The Yamashita/Hirama Synthesis of Cortistatin A
A central challenge in the synthesis of the antiangiogenic Cortistatin A (3) is the stereocontrolled assembly of the cycloheptene ring. Shuji Yamashita and Masahiro Hirama of Tohoku University solved (J. Org. Chem. 2011, 76, 2408. ) this problem by the addition of the intermediate radical from the reduction of 1 in an intramolecular sense to the cyclohexenone of 1, to give 2.
The starting point for the synthesis was the enantiomerically-enriched enone 4, prepared from the Hajos-Parrish ketone. Alkylation gave 6, which was reduced, after some experimentation, selectively to the trans-fused ketone 7. Pd-mediated oxidation of the silyl enol ether derived from 7 gave the enone, which was homologated to the aldehyde 8 by way of the corresponding enol triflate. Condensation with dihydrorescorcinol 9 delivered the triene 10, which was carried on the iodide 1.

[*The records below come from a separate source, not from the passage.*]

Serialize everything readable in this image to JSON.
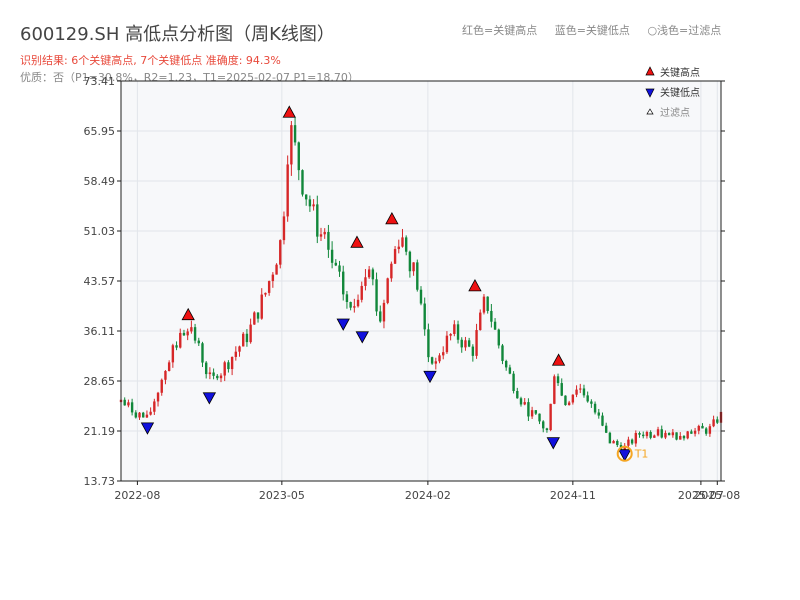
{
  "header": {
    "title": "600129.SH 高低点分析图（周K线图）",
    "result": "识别结果: 6个关键高点, 7个关键低点  准确度: 94.3%",
    "quality": "优质：否（P1=30.8%，R2=1.23，T1=2025-02-07 P1=18.70）",
    "legend_text": [
      "红色=关键高点",
      "蓝色=关键低点",
      "○浅色=过滤点"
    ]
  },
  "chart_data": {
    "type": "candlestick",
    "y_ticks": [
      13.73,
      21.19,
      28.65,
      36.11,
      43.57,
      51.03,
      58.49,
      65.95,
      73.41
    ],
    "ylim": [
      13.73,
      73.41
    ],
    "x_range": [
      "2022-07-01",
      "2025-08-08"
    ],
    "x_ticks": [
      {
        "label": "2022-08",
        "date": "2022-08-01"
      },
      {
        "label": "2023-05",
        "date": "2023-05-01"
      },
      {
        "label": "2024-02",
        "date": "2024-02-01"
      },
      {
        "label": "2024-11",
        "date": "2024-11-01"
      },
      {
        "label": "2025-07",
        "date": "2025-07-01"
      },
      {
        "label": "2025-08",
        "date": "2025-08-01"
      }
    ],
    "legend": [
      {
        "label": "关键高点",
        "color": "#ee1111",
        "marker": "up"
      },
      {
        "label": "关键低点",
        "color": "#1111dd",
        "marker": "down"
      },
      {
        "label": "过滤点",
        "color": "#ffffff",
        "marker": "up-small"
      }
    ],
    "anchors": [
      [
        "2022-07-01",
        25.5
      ],
      [
        "2022-08-20",
        22.8
      ],
      [
        "2022-09-25",
        31
      ],
      [
        "2022-11-05",
        37.5
      ],
      [
        "2022-12-20",
        28.3
      ],
      [
        "2023-02-25",
        35.5
      ],
      [
        "2023-04-01",
        42
      ],
      [
        "2023-05-01",
        50
      ],
      [
        "2023-05-15",
        67
      ],
      [
        "2023-06-10",
        58
      ],
      [
        "2023-07-10",
        51
      ],
      [
        "2023-08-20",
        43
      ],
      [
        "2023-09-10",
        38.5
      ],
      [
        "2023-10-12",
        47.5
      ],
      [
        "2023-11-01",
        37
      ],
      [
        "2023-11-20",
        45
      ],
      [
        "2023-12-10",
        51
      ],
      [
        "2024-01-10",
        44
      ],
      [
        "2024-02-05",
        31
      ],
      [
        "2024-03-20",
        36
      ],
      [
        "2024-04-25",
        33
      ],
      [
        "2024-05-20",
        41
      ],
      [
        "2024-06-25",
        31
      ],
      [
        "2024-08-01",
        25
      ],
      [
        "2024-09-15",
        21
      ],
      [
        "2024-09-28",
        31
      ],
      [
        "2024-10-15",
        25
      ],
      [
        "2024-11-10",
        28
      ],
      [
        "2024-12-20",
        24
      ],
      [
        "2025-01-10",
        19.5
      ],
      [
        "2025-02-07",
        18.7
      ],
      [
        "2025-03-10",
        21
      ],
      [
        "2025-05-01",
        20.5
      ],
      [
        "2025-07-20",
        21.5
      ],
      [
        "2025-08-05",
        23.5
      ]
    ],
    "key_highs": [
      {
        "date": "2022-11-05",
        "value": 37.5
      },
      {
        "date": "2023-05-15",
        "value": 67.7
      },
      {
        "date": "2023-09-20",
        "value": 48.3
      },
      {
        "date": "2023-11-25",
        "value": 51.8
      },
      {
        "date": "2024-04-30",
        "value": 41.8
      },
      {
        "date": "2024-10-05",
        "value": 30.7
      }
    ],
    "key_lows": [
      {
        "date": "2022-08-20",
        "value": 22.7
      },
      {
        "date": "2022-12-15",
        "value": 27.2
      },
      {
        "date": "2023-08-25",
        "value": 38.2
      },
      {
        "date": "2023-09-30",
        "value": 36.3
      },
      {
        "date": "2024-02-05",
        "value": 30.4
      },
      {
        "date": "2024-09-25",
        "value": 20.5
      },
      {
        "date": "2025-02-07",
        "value": 18.7
      }
    ],
    "filtered_points": [
      {
        "date": "2025-02-07",
        "value": 18.7,
        "label": "T1"
      }
    ]
  },
  "colors": {
    "up_candle": "#d62728",
    "down_candle": "#11873a",
    "plot_bg": "#f7f8fa",
    "grid": "#e2e5ea",
    "axis": "#1f1f1f",
    "tick_text": "#444444",
    "filtered_marker": "#f5a623"
  }
}
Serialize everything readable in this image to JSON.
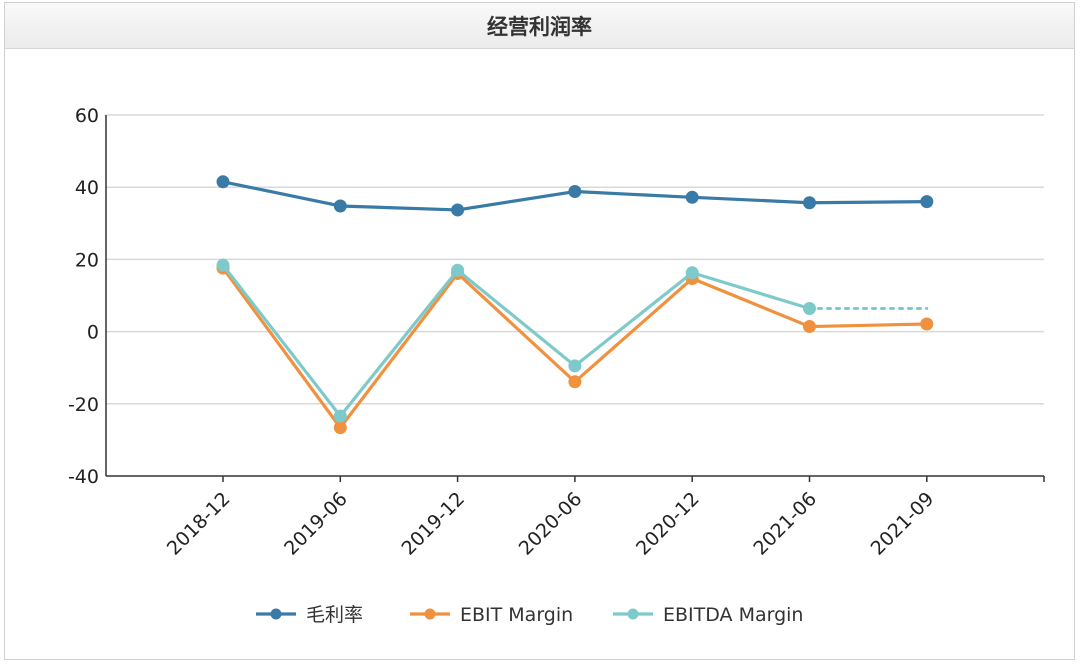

Unexpectedly, 1 readily epimerized at the indicated stereocenter, presumably by way of an equilibrating Claisen rearrangement. Fortunately, when the solid iodide was maintained at -30°C for 12 hours, the desired diastereomer became dominant. The free radical reduction then proceeded smoothly to give 2.
To introduce the pendant isoquinoline of the natural product, 2 was protected and oxidized to 11. Reduction of the thiocarbamate derived from the tertiary alcohol 13, with H atom transfer to the more open face of the intermediate free radical, then delivered 14.
To oxidize 14 to the enone 15, the ketone was deprotonated, then exposed to the Mukaiyama reagent 15. Nucleophilic epoxidation followed by reduction, following the Nicolaou precedent, then set the stage for selective opening with dimethylamine, to complete the synthesis of (+)-Cortistatin A (3).